One of the most specialised and finest kind of block printing, Ajrakh is a popular traditional art form of Kutch. A length and detailed, highly skilled process is part of the creation of a fine Ajrakh print involving resist printing and indigo dye.
The entire process of printing Ajrakh thus involves 13 stages that are inevitably more expensive to produce, but the result is a wonderful depth of colour not achievable with surface printing.
Patola has a royal history. Silk weavers of the Salvi caste from the states of Karnataka and Maharashtra chose Gujarat as the home for their renowned patola fabric. It is said that this technique is taught to no one in the family, but only to the sons.
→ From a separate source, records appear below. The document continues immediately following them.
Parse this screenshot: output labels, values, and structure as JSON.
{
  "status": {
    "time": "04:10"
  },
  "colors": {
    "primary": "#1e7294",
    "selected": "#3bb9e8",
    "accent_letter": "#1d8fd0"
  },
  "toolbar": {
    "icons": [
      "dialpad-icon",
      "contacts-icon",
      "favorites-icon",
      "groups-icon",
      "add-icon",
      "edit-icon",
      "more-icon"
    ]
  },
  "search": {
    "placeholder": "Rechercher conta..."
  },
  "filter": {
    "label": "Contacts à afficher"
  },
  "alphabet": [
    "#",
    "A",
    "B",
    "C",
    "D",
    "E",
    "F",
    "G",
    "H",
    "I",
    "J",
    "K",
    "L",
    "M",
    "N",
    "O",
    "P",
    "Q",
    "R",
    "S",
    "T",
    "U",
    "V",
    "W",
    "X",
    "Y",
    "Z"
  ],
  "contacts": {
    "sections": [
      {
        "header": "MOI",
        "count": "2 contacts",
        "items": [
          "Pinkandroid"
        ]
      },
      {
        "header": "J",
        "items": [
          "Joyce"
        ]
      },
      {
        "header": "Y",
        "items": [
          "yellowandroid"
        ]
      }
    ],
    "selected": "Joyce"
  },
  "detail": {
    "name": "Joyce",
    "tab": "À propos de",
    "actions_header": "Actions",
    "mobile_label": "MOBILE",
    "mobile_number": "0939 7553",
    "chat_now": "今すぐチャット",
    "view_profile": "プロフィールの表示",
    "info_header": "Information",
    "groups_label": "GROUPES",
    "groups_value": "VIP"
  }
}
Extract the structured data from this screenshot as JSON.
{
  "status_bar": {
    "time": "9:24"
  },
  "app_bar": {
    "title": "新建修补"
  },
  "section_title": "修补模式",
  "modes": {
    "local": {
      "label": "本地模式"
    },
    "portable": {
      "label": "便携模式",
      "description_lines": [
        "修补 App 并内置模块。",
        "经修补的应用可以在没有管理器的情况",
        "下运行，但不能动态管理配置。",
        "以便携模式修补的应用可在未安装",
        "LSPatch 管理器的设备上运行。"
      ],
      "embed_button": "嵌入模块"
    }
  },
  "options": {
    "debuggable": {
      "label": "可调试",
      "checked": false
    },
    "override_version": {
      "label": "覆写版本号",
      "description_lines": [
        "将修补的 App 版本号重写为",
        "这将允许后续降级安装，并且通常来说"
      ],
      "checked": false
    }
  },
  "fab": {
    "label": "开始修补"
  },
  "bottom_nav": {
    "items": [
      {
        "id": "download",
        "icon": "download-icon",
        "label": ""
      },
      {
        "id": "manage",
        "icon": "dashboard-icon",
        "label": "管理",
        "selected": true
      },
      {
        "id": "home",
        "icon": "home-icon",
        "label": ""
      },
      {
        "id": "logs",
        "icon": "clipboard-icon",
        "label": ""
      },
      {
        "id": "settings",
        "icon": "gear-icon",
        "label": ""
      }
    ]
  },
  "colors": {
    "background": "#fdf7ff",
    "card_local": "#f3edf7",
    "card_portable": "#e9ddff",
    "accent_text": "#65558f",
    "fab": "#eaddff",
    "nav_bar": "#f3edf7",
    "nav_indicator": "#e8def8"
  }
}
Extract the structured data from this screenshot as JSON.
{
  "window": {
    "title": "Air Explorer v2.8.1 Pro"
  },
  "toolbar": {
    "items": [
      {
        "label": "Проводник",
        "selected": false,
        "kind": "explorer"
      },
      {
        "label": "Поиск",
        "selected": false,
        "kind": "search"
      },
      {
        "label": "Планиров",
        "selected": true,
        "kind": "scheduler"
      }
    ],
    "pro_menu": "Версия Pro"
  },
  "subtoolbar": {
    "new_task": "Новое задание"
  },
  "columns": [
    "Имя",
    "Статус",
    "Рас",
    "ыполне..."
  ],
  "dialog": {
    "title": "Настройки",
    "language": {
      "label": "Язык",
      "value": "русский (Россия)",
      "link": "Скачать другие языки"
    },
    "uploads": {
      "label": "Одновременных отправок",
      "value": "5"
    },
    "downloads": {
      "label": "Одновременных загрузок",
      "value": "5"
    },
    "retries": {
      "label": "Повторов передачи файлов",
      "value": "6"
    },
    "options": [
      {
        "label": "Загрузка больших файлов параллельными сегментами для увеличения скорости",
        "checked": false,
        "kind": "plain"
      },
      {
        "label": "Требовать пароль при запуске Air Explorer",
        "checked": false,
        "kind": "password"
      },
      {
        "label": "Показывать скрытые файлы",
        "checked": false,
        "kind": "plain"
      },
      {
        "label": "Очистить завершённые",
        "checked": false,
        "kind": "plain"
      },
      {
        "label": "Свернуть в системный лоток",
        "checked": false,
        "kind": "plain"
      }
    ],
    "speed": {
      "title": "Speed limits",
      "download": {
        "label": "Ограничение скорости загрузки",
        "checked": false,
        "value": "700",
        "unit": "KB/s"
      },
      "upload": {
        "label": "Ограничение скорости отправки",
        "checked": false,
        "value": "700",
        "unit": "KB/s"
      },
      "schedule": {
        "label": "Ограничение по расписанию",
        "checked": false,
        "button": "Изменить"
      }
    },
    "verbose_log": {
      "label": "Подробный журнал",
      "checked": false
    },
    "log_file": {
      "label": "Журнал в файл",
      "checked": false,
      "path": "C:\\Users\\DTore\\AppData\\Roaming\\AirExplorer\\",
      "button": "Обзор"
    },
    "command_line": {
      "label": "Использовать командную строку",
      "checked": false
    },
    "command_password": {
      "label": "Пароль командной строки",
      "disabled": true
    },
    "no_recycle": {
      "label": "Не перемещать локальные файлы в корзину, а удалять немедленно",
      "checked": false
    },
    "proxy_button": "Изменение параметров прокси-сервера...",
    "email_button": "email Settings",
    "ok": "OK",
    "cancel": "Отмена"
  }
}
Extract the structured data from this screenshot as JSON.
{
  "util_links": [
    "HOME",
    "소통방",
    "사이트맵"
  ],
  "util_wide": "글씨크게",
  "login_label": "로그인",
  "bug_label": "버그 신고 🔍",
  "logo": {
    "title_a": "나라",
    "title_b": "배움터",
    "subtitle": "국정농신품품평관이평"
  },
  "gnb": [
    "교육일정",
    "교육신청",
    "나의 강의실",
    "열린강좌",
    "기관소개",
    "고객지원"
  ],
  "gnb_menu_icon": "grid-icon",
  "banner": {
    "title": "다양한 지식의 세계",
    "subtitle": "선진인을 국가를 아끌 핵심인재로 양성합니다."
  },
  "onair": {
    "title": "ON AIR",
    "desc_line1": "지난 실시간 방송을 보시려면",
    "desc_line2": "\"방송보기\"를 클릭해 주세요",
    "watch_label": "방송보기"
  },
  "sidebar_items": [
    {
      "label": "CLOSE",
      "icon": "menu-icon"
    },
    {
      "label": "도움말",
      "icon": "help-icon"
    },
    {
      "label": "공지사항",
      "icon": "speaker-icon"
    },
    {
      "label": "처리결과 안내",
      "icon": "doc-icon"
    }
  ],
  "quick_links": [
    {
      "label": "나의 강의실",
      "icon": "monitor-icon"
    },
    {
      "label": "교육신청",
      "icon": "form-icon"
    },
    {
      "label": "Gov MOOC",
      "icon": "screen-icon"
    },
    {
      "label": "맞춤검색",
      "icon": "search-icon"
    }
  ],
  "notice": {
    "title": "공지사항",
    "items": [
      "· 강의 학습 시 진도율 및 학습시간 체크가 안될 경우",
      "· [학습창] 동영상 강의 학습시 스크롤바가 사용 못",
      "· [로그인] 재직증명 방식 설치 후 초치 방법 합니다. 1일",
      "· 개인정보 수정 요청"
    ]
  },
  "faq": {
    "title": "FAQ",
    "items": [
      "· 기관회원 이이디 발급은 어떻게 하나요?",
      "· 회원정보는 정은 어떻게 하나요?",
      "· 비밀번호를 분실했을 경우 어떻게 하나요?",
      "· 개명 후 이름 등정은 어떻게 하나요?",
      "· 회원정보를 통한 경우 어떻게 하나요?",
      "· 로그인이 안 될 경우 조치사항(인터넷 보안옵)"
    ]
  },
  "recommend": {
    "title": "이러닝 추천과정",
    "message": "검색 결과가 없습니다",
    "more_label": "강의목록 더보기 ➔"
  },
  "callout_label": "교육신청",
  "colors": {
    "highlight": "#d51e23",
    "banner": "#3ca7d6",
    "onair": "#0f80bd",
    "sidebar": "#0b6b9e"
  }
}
It can take six months to one year to make one sari due to the long process of dying each strand separately before weaving them together. Patola was woven in Surat, Ahmedabad, and Patan. Highly valued in Indonesia, became part of the local weaving tradition there.
Bandhani is symbolic of the heritage of the desert state. Bandhani isn’t just an art or a fabric, it is a whole emotion, one that is full of the most vivid hues of our rich culture. Besides being one of the most sparkling jewels in the crown of Rajasthani handicrafts, Bandhej is also popular in the states of Gujarat, and parts of Uttar Pradesh as well.
Today, the geometric designs have attracted textile lovers who have pushed for converting these Bhujodi weaves into sarees. Bhujodi weavers have adapted to this change, and well.